Kavanaugh’s Confirmation In Limbo For The Foreseeable Future
- The Senate Judiciary Committee announced a public hearing for Judge Brett Kavanaugh and his accuser for Sept. 24, but Christine Blasey Ford and her lawyers have yet to say “yes” or “no” to the request.
- Ford’s lawyers have since requested an FBI investigation into Kavanaugh before any hearings.
- This request has caused a debate in the FBI’s role in such an investigation.
Since Christine Blasey Ford came forward publicly Sunday with her sexual assault accusation against Supreme Court nominee Brett Kavanaugh, the future of his nomination has been thrown in limbo and the confusion over what should happen next has grown.
The Senate Judiciary Committee planned a public hearing for Sept. 24 after lawmakers from both sides of the aisle as well as the White House agreed Ford’s story should be heard before moving forward with the judge’s nomination. This meant the original voting day of Thursday would be postponed.

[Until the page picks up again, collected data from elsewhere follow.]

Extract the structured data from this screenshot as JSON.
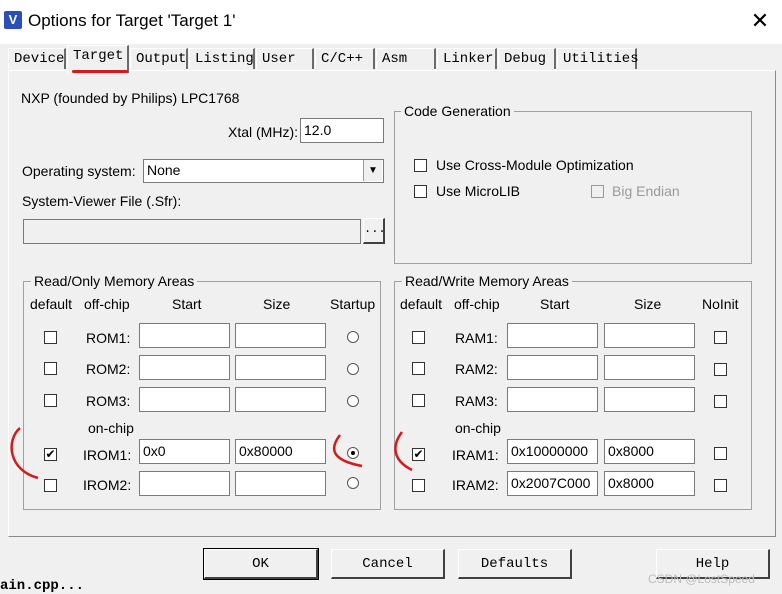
{
  "window": {
    "title": "Options for Target 'Target 1'",
    "close_glyph": "✕"
  },
  "tabs": [
    {
      "label": "Device"
    },
    {
      "label": "Target"
    },
    {
      "label": "Output"
    },
    {
      "label": "Listing"
    },
    {
      "label": "User"
    },
    {
      "label": "C/C++"
    },
    {
      "label": "Asm"
    },
    {
      "label": "Linker"
    },
    {
      "label": "Debug"
    },
    {
      "label": "Utilities"
    }
  ],
  "device_name": "NXP (founded by Philips) LPC1768",
  "xtal": {
    "label": "Xtal (MHz):",
    "value": "12.0"
  },
  "os": {
    "label": "Operating system:",
    "value": "None"
  },
  "sfr": {
    "label": "System-Viewer File (.Sfr):",
    "value": "",
    "browse": "..."
  },
  "code_gen": {
    "title": "Code Generation",
    "cross_module": {
      "label": "Use Cross-Module Optimization",
      "checked": false
    },
    "microlib": {
      "label": "Use MicroLIB",
      "checked": false
    },
    "big_endian": {
      "label": "Big Endian",
      "checked": false,
      "disabled": true
    }
  },
  "ro_mem": {
    "title": "Read/Only Memory Areas",
    "headers": {
      "default": "default",
      "offchip": "off-chip",
      "start": "Start",
      "size": "Size",
      "last": "Startup"
    },
    "onchip_label": "on-chip",
    "rows": [
      {
        "name": "ROM1:",
        "start": "",
        "size": "",
        "default": false,
        "startup": false
      },
      {
        "name": "ROM2:",
        "start": "",
        "size": "",
        "default": false,
        "startup": false
      },
      {
        "name": "ROM3:",
        "start": "",
        "size": "",
        "default": false,
        "startup": false
      },
      {
        "name": "IROM1:",
        "start": "0x0",
        "size": "0x80000",
        "default": true,
        "startup": true
      },
      {
        "name": "IROM2:",
        "start": "",
        "size": "",
        "default": false,
        "startup": false
      }
    ]
  },
  "rw_mem": {
    "title": "Read/Write Memory Areas",
    "headers": {
      "default": "default",
      "offchip": "off-chip",
      "start": "Start",
      "size": "Size",
      "last": "NoInit"
    },
    "onchip_label": "on-chip",
    "rows": [
      {
        "name": "RAM1:",
        "start": "",
        "size": "",
        "default": false,
        "noinit": false
      },
      {
        "name": "RAM2:",
        "start": "",
        "size": "",
        "default": false,
        "noinit": false
      },
      {
        "name": "RAM3:",
        "start": "",
        "size": "",
        "default": false,
        "noinit": false
      },
      {
        "name": "IRAM1:",
        "start": "0x10000000",
        "size": "0x8000",
        "default": true,
        "noinit": false
      },
      {
        "name": "IRAM2:",
        "start": "0x2007C000",
        "size": "0x8000",
        "default": false,
        "noinit": false
      }
    ]
  },
  "buttons": {
    "ok": "OK",
    "cancel": "Cancel",
    "defaults": "Defaults",
    "help": "Help"
  },
  "bg_text": "ain.cpp...",
  "watermark": "CSDN @LostSpeed",
  "colors": {
    "annotation_red": "#d41a1a",
    "app_icon_blue": "#2b4fb8"
  }
}
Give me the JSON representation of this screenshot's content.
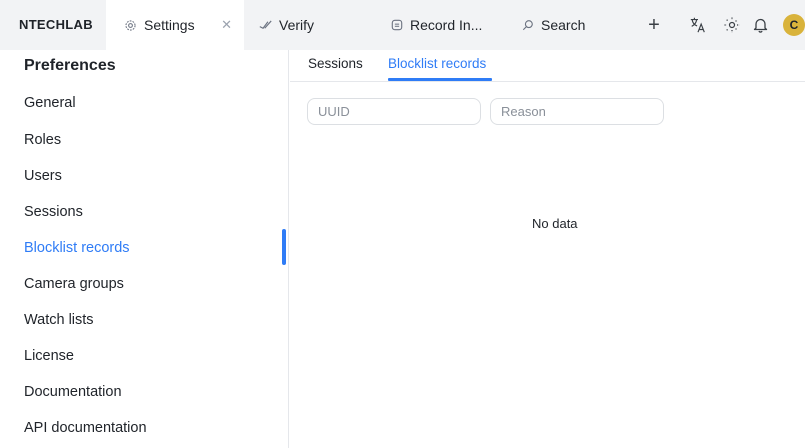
{
  "header": {
    "brand": "NTECHLAB",
    "tabs": [
      {
        "label": "Settings",
        "icon": "gear-icon",
        "closable": true
      },
      {
        "label": "Verify",
        "icon": "verify-icon"
      },
      {
        "label": "Record In...",
        "icon": "record-icon"
      },
      {
        "label": "Search",
        "icon": "search-icon"
      }
    ],
    "add_icon": "+",
    "avatar_letter": "C"
  },
  "sidebar": {
    "title": "Preferences",
    "items": [
      {
        "label": "General"
      },
      {
        "label": "Roles"
      },
      {
        "label": "Users"
      },
      {
        "label": "Sessions"
      },
      {
        "label": "Blocklist records",
        "active": true
      },
      {
        "label": "Camera groups"
      },
      {
        "label": "Watch lists"
      },
      {
        "label": "License"
      },
      {
        "label": "Documentation"
      },
      {
        "label": "API documentation"
      }
    ]
  },
  "main": {
    "subtabs": [
      {
        "label": "Sessions"
      },
      {
        "label": "Blocklist records",
        "active": true
      }
    ],
    "filters": {
      "uuid_placeholder": "UUID",
      "reason_placeholder": "Reason"
    },
    "empty_text": "No data"
  },
  "colors": {
    "accent": "#2f7cf6",
    "avatar": "#d9b33b",
    "topbar": "#f2f3f5"
  }
}
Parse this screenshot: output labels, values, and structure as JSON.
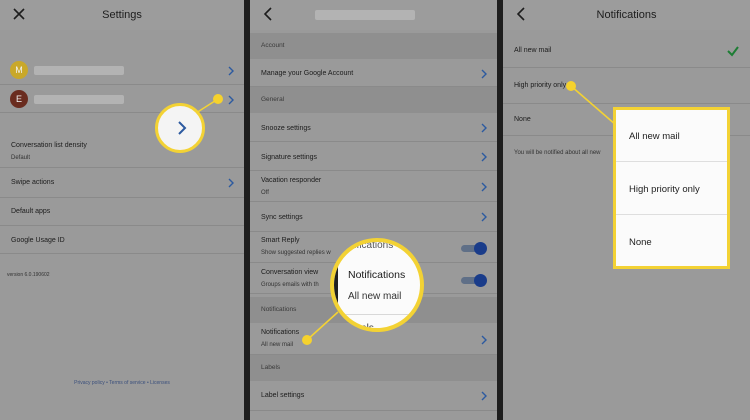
{
  "panel1": {
    "title": "Settings",
    "accounts": [
      {
        "initial": "M",
        "color": "#c9a82a"
      },
      {
        "initial": "E",
        "color": "#6a2c1f"
      }
    ],
    "items": [
      {
        "label": "Conversation list density",
        "sub": "Default"
      },
      {
        "label": "Swipe actions",
        "sub": ""
      },
      {
        "label": "Default apps",
        "sub": ""
      },
      {
        "label": "Google Usage ID",
        "sub": ""
      }
    ],
    "version": "version 6.0.190602",
    "footer": {
      "privacy": "Privacy policy",
      "terms": "Terms of service",
      "licenses": "Licenses",
      "separator": "•"
    }
  },
  "panel2": {
    "sections": {
      "account": "Account",
      "general": "General",
      "notifications": "Notifications",
      "labels": "Labels"
    },
    "items": {
      "manage_account": "Manage your Google Account",
      "snooze": "Snooze settings",
      "signature": "Signature settings",
      "vacation": "Vacation responder",
      "vacation_sub": "Off",
      "sync": "Sync settings",
      "smart_reply": "Smart Reply",
      "smart_reply_sub": "Show suggested replies w",
      "conversation_view": "Conversation view",
      "conversation_view_sub": "Groups emails with th",
      "notifications": "Notifications",
      "notifications_sub": "All new mail",
      "label_settings": "Label settings"
    },
    "magnifier": {
      "fragment_top": "otifications",
      "title": "Notifications",
      "sub": "All new mail",
      "fragment_bottom": "abels"
    }
  },
  "panel3": {
    "title": "Notifications",
    "options": [
      "All new mail",
      "High priority only",
      "None"
    ],
    "info": "You will be notified about all new",
    "popup_options": [
      "All new mail",
      "High priority only",
      "None"
    ]
  },
  "colors": {
    "panel_bg": "#9a9a9a",
    "highlight": "#f3d234",
    "chevron": "#2c5aa0",
    "check": "#1d7d34",
    "toggle": "#1a3c8a"
  },
  "icons": {
    "close": "close-icon",
    "back": "back-arrow-icon",
    "chevron": "chevron-right-icon",
    "check": "checkmark-icon"
  }
}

However, Ford and her lawyers did not respond to this offer of a public hearing until one of Ford’s lawyers appeared on CNN Tuesday night saying the FBI should investigate the allegations against Kavanaugh before the committee holds any hearings.
“She’s not prepared to talk with them at a hearing on Monday,” Lisa Banks, Ford’s lawyer, said on CNN. “This is going to take some time and what needs to happen is there shouldn’t be a rush to a hearing here. There’s no reason to do that.”
Republicans have largely decided to move forward with Monday’s hearing and have given Ford a Friday 10 a.m. deadline for her and her attorneys to decide if she will testify.
Ford’s attorney’s request has caused a flurry of confusion and debate over the FBI’s role in such an allegation. (RELATED: Kavanaugh Accuser’s Lawyer Calls For Investigation Before Senate Hearing)
The Department of Justice said in a statement Monday night that the FBI would not open a criminal investigation into Kavanaugh because the allegations do not involve a federal crime.
All the FBI could do is reopen a background investigation into Kavanaugh if given the command by President Donald Trump, which he’s already said he is not interested in.
“I don’t think the FBI really should be involved because they don’t want to be involved,” he told reporters Tuesday at the White House. “If they wanted to be, I would certainly do that. But as you know, they say this is not really their thing.”
The statement further describes the FBI’s role in a background investigation is to evaluate whether Kavanaugh could pose a “national security risk” and to then relay that information back to those that asked, in this case the White House.
Its role is not to make any judgment on the credibility of Ford’s allegation, the statement said.
“The FBI does not do investigations like this. The responsibility falls to us,” GOP Sen. Orrin Hatch of Utah, a member of the Senate Judiciary Committee, tweeted Tuesday.
“We should proceed as planned,” he said.
Democrats, who have been accused by Republicans of purposefully stalling Kavanaugh’s nomination, agree with Ford’s lawyer that an investigation is warranted and that the confirmation process has been too rushed.
“Senate Republicans and the White House should drop their inexplicable opposition to an FBI investigation, allow all the facts to come out, and then proceed with a fair process in the Senate,” Senate Minority Leader Chuck Schumer tweeted Wednesday.
While Democrats accuse Republicans of rushing the confirmation process and Republicans accuse Democrats of delaying the process, an FBI background investigation is up to Trump at this point.
If Trump does not make such a request, Republicans have given Ford the option of testifying Monday publicly or privately, or they will move forward with the process.
Ford’s attorney and a few Democratic lawmakers in response are asking for more witnesses to appear at the hearing.